Defense and foreign policy should assist the Obama administration in saving some money, as compared to the competitive and suspicious Republicans. For the past four years, the Obama administration has reduced their defense expenditure, leading American soldiers out of the two wars in Iraq and Afghanistan. This has saved much more money than what the Republicans have proposed.

However, the problem with the Democratic administration is its overwhelming concern with the “democratic process” of other countries as well as unifying the “liberal camp,” and it is willing to go to war too often, thereby wasting significant amounts of money. For the next few years to come, the two major minefields the Obama government should avoid are the civil wars of other countries and regional conflicts. Otherwise, the never-ending war expenditure will cripple the Democratic administration's future.
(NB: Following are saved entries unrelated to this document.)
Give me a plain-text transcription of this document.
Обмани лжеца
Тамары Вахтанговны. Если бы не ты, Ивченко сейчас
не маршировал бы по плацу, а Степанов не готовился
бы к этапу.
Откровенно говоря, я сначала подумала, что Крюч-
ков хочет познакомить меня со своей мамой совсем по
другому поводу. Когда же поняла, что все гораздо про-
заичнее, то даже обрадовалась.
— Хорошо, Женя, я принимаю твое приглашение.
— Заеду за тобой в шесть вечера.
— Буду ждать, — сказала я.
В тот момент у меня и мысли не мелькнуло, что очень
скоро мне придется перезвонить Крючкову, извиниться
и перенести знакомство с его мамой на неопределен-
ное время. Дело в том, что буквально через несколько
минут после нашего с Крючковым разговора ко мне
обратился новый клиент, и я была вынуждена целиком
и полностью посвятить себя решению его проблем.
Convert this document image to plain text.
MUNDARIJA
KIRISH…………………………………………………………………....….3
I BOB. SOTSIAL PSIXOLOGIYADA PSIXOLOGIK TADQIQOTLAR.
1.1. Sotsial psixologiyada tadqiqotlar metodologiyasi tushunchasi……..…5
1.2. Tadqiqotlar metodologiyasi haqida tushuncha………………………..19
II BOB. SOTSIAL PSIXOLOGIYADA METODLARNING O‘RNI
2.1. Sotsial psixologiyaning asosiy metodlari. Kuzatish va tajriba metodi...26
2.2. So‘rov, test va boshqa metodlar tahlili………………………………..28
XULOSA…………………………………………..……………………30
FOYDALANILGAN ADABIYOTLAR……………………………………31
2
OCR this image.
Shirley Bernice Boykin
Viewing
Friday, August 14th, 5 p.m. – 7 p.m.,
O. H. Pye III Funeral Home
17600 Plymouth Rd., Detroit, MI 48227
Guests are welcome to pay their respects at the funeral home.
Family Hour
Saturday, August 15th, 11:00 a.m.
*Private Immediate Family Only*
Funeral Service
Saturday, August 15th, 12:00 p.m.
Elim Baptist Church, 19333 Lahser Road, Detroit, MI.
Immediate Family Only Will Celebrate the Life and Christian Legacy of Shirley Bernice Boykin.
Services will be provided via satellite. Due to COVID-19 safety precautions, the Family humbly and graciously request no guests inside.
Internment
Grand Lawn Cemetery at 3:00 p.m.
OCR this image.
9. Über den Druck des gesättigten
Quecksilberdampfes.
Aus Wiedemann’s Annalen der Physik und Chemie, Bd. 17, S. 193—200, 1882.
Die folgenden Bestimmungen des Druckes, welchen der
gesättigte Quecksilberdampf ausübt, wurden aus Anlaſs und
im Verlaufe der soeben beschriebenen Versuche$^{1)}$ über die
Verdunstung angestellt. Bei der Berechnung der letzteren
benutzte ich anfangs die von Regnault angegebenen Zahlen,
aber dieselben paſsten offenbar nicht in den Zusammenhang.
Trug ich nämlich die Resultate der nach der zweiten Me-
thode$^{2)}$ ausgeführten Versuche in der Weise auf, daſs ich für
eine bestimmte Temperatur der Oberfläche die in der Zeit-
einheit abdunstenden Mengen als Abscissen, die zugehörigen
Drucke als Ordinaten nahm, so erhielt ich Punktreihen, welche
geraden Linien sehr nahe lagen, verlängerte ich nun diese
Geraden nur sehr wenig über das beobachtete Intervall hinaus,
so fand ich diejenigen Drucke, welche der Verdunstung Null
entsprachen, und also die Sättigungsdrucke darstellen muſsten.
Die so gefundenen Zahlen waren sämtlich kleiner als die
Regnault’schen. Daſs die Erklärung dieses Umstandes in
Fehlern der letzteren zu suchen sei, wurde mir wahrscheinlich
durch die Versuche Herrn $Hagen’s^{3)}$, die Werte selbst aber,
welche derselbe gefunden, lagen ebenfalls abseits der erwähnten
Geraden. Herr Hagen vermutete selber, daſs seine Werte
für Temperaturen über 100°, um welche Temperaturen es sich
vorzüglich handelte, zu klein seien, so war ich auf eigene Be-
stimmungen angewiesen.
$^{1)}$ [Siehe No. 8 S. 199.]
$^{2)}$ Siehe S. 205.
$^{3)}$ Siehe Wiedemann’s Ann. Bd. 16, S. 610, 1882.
As for Sino-American relations for the next four years, the Obama administration’s foreign policy will include proceeding with its protectionist policies under the banner of protecting domestic labor rights. And the U.S. will not decrease its “guidance” for the Chinese economy and its economic policies. Still, the different structural benefits of Sino-American trade, investments and financial services will continue to be an important pillar in sustaining U.S. economic development and social stability. At the same time, returning to Asia ensures U.S. control over crucial areas and will greatly reduce Obama's limited foreign and financial resources. Among these, the best way for Obama to make money is moderate tension, but not to the extent of leading to a war in Asia or affecting the regional order; yet to a large extent, this will be a test of the flexibility and pragmatism of U.S. foreign policy.